Beyfortus is anticipated to be available for the upcoming 2024/25 RSV season, in line with existing Japanese guidelines. Iskra Reic, Executive Vice President, Vaccines and Immune Therapies, AstraZeneca, said: “The approval of Beyfortus means it is possible for the first time to prevent serious respiratory disease due to RSV for all infants in Japan and reduce the infectious disease burden on healthcare systems.
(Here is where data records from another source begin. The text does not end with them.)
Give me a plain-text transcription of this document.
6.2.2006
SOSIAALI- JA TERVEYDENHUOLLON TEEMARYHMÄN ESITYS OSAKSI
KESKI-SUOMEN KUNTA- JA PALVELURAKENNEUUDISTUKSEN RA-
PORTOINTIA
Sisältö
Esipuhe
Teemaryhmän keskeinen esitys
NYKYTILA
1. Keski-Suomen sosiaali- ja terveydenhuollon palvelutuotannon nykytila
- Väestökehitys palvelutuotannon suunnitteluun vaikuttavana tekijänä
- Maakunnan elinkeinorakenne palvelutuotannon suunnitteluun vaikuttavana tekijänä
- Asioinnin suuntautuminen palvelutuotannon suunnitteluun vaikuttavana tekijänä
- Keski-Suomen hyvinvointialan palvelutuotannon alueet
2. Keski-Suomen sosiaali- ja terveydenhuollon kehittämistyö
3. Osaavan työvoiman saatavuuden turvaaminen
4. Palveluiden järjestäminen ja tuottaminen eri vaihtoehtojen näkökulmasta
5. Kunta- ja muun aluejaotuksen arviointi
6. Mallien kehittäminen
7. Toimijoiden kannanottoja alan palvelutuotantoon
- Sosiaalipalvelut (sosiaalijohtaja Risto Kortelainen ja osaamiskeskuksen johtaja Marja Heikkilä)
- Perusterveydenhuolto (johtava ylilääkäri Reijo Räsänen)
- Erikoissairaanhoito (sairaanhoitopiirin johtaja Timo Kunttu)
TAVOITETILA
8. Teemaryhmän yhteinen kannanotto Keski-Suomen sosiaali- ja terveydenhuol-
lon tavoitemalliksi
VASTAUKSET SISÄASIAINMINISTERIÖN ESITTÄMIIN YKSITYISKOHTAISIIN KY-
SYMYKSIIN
Beyond Beyfortus, AstraZeneca has also garnered approval in Japan for another significant combination therapy, Truqap (capivasertib) partnered with Faslodex (fulvestrant), targeting advanced HR-positive breast cancer post progression with endocrine therapy. The approval was based on the encouraging outcomes of the CAPItello-291 Phase III trial, where this combination manifested a remarkable 50% reduction in the risk of disease progression or death when compared to Faslodex alone, specifically in the biomarker-altered population.

The financial markets have reacted positively to these recent approvals. AstraZeneca's Nasdaq-listed shares trading up 2.9% through the regular session Wednesday as the news bedded in, underscoring the market's confidence in the company's innovative ventures in drug development.

Sanofi shares on the other hand have not fared so well, with a 0.42% loss to end the day in the red.

Looking to the future, the planned inclusion for 2024/25 RSV season pinpoints a significant stride forward in pre-emptive paediatric care, and could help shine further lights on AZN. We will watch to see how this one opens in the London session, but a very firm finish to the day on Nasdaq.